If spouses share in each other’s pension plan in Washington (and if the court has ordered the division of the retirement account), a Qualified Domestic Relations Order (QDRO) must be filed. This order composes of a set of instructions that explains to a plan administrator that two parties have decided to divide pension benefits.
These orders divide a pension (or retirement) account according to the marriage’s length and the program’s applicable rules. Dividing up a pension account is complicated because the spouse without the account is qualified only to receive half of the money the account accumulated during marriage, not before the marriage ensued.
LGBT and Domestic Partners Pension Plans
The situation for same-sex marriages is no different from any other marriage in Washington. Nevertheless, it is imperative to talk to a lawyer who is well equipped with knowledge about federal tax and retirement benefit law to make sure the ship sails smoothly (in divorce).
However, complications turn up when dealing with registered domestic partners. Partners who registered before June 12, 2008 can often find themselves intertwined in problems when dealing with the division of property. It is highly recommended they talk to a Washington State lawyer with expertise in community property issues. Domestic Partners who have registered themselves after the date usually face a straightforward road ahead (of divorce). They face the same procedure as any other married couple when dividing up assets.
Military Retirement Plans
A military pension is a ‘community property’ in Washington. If you have served in the military for more than 20 years, you automatically are qualified to receive military retirement pay. One of the most frequently asked questions by veterans is whether their divorce will have any sort of affect on their retirement pay. Unless there is leniency shown by the spouse, it undoubtedly certain that the retirement pay will be affected.

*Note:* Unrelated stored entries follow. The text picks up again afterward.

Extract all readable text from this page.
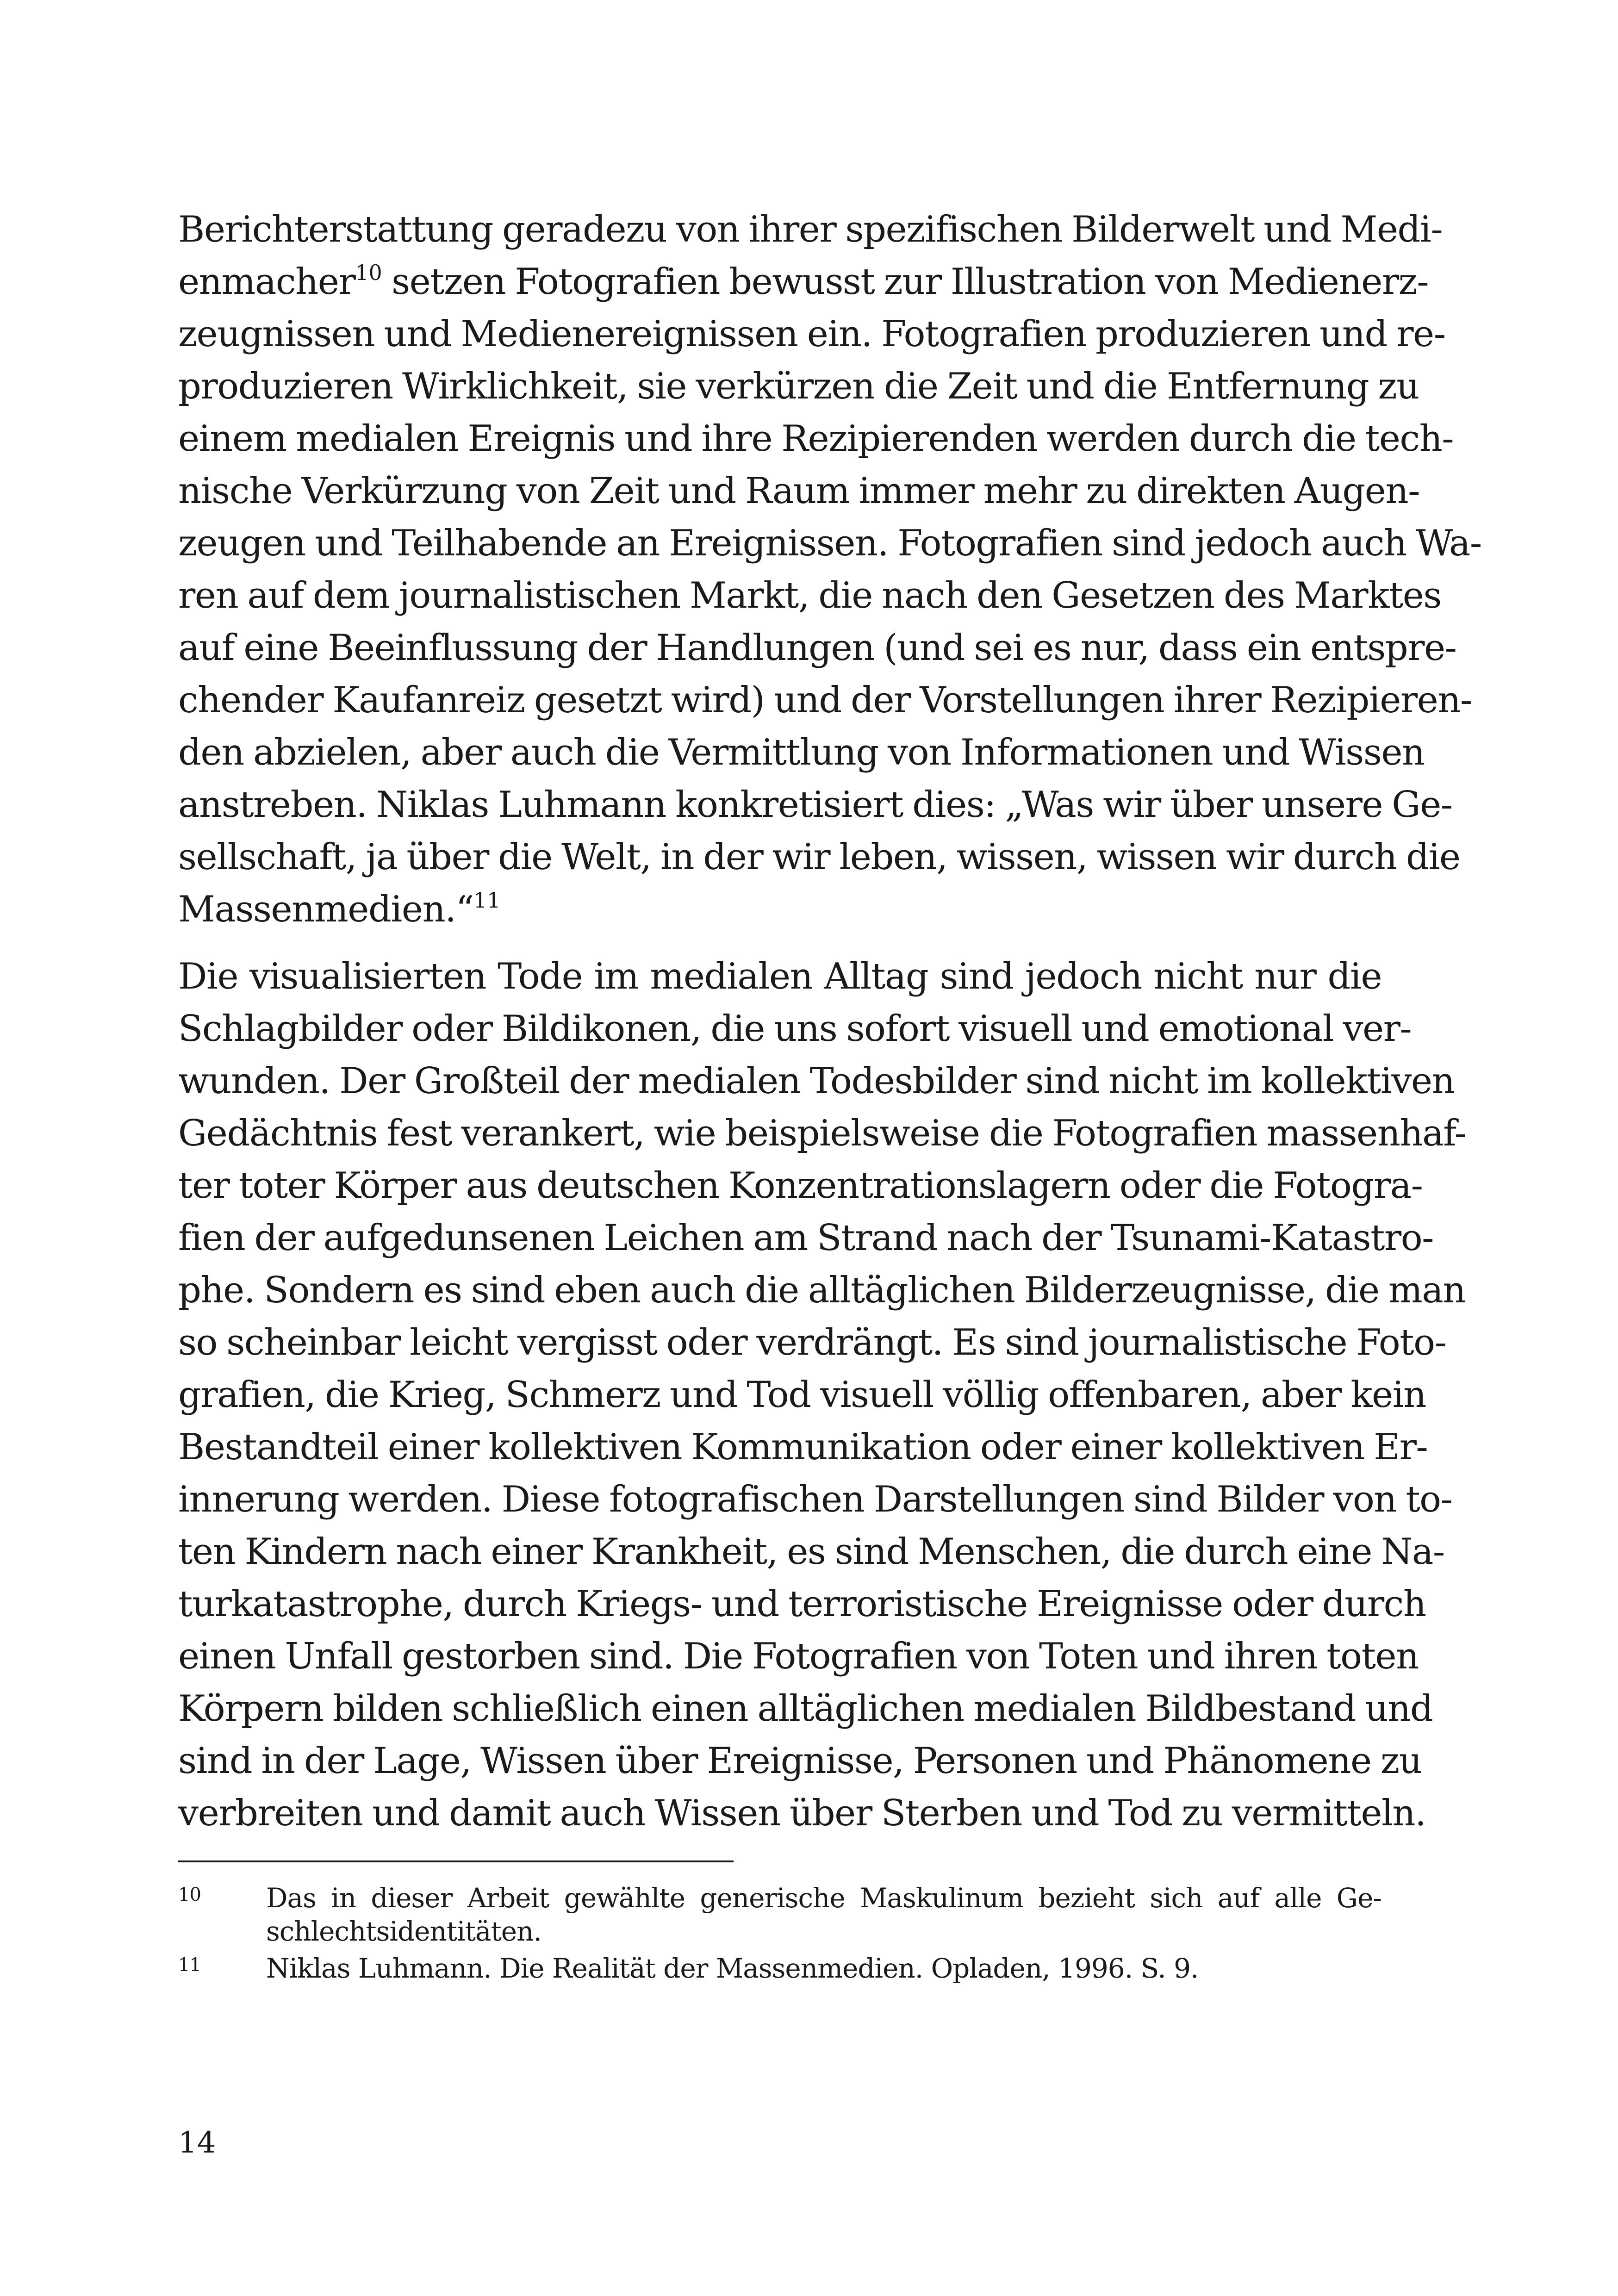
Berichterstattung geradezu von ihrer spezifischen Bilderwelt und Medi-
enmacher$^{10}$ setzen Fotografien bewusst zur Illustration von Medienerz-
zeugnissen und Medienereignissen ein. Fotografien produzieren und re-
produzieren Wirklichkeit, sie verkürzen die Zeit und die Entfernung zu
einem medialen Ereignis und ihre Rezipierenden werden durch die tech-
nische Verkürzung von Zeit und Raum immer mehr zu direkten Augen-
zeugen und Teilhabende an Ereignissen. Fotografien sind jedoch auch Wa-
ren auf dem journalistischen Markt, die nach den Gesetzen des Marktes
auf eine Beeinflussung der Handlungen (und sei es nur, dass ein entspre-
chender Kaufanreiz gesetzt wird) und der Vorstellungen ihrer Rezipieren-
den abzielen, aber auch die Vermittlung von Informationen und Wissen
anstreben. Niklas Luhmann konkretisiert dies: „Was wir über unsere Ge-
sellschaft, ja über die Welt, in der wir leben, wissen, wissen wir durch die
Massenmedien.“$^{11}$

Die visualisierten Tode im medialen Alltag sind jedoch nicht nur die
Schlagbilder oder Bildikonen, die uns sofort visuell und emotional ver-
wunden. Der Großteil der medialen Todesbilder sind nicht im kollektiven
Gedächtnis fest verankert, wie beispielsweise die Fotografien massenhaf-
ter toter Körper aus deutschen Konzentrationslagern oder die Fotogra-
fien der aufgedunsenen Leichen am Strand nach der Tsunami-Katastro-
phe. Sondern es sind eben auch die alltäglichen Bilderzeugnisse, die man
so scheinbar leicht vergisst oder verdrängt. Es sind journalistische Foto-
grafien, die Krieg, Schmerz und Tod visuell völlig offenbaren, aber kein
Bestandteil einer kollektiven Kommunikation oder einer kollektiven Er-
innerung werden. Diese fotografischen Darstellungen sind Bilder von to-
ten Kindern nach einer Krankheit, es sind Menschen, die durch eine Na-
turkatastrophe, durch Kriegs- und terroristische Ereignisse oder durch
einen Unfall gestorben sind. Die Fotografien von Toten und ihren toten
Körpern bilden schließlich einen alltäglichen medialen Bildbestand und
sind in der Lage, Wissen über Ereignisse, Personen und Phänomene zu
verbreiten und damit auch Wissen über Sterben und Tod zu vermitteln.

10 Das in dieser Arbeit gewählte generische Maskulinum bezieht sich auf alle Ge-
schlechtsidentitäten.
11 Niklas Luhmann. Die Realität der Massenmedien. Opladen, 1996. S. 9.
14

Divorced veterans are bound by the Uniformed Services Former Spouse Protection Act (USFSPA). In cases of divorce, a spouse is entitled to up to 50% of the retirement pay. But there is a certain criterion to be met. To be eligible, a spouse must be married to the serving member for at least ten years. Although it may be difficult to determine the overlapping of service years with the years of marriage, this plan is beneficial for the filing spouse as they are already entitled to 50% of the retirement pay and it also ensures less communications and amendments to the divorce settlement in the future. However, if a marriage has not lasted for ten years, a spouse may still be entitled to receive some benefits from the retirement pay.
Veterans and their spouses are also preferred for state government jobs in Washington. Another benefit a spouse may enjoy is the provision of 24-hour medical care in Veteran’s Homes (Orting, Retsil, Spokane, and Walla Walla).
Washington State also offers veterans and their spouses free counselling for PTSD (Post Traumatic Stress Disorder). Services offered include individual, couples, family, and veteran group counseling.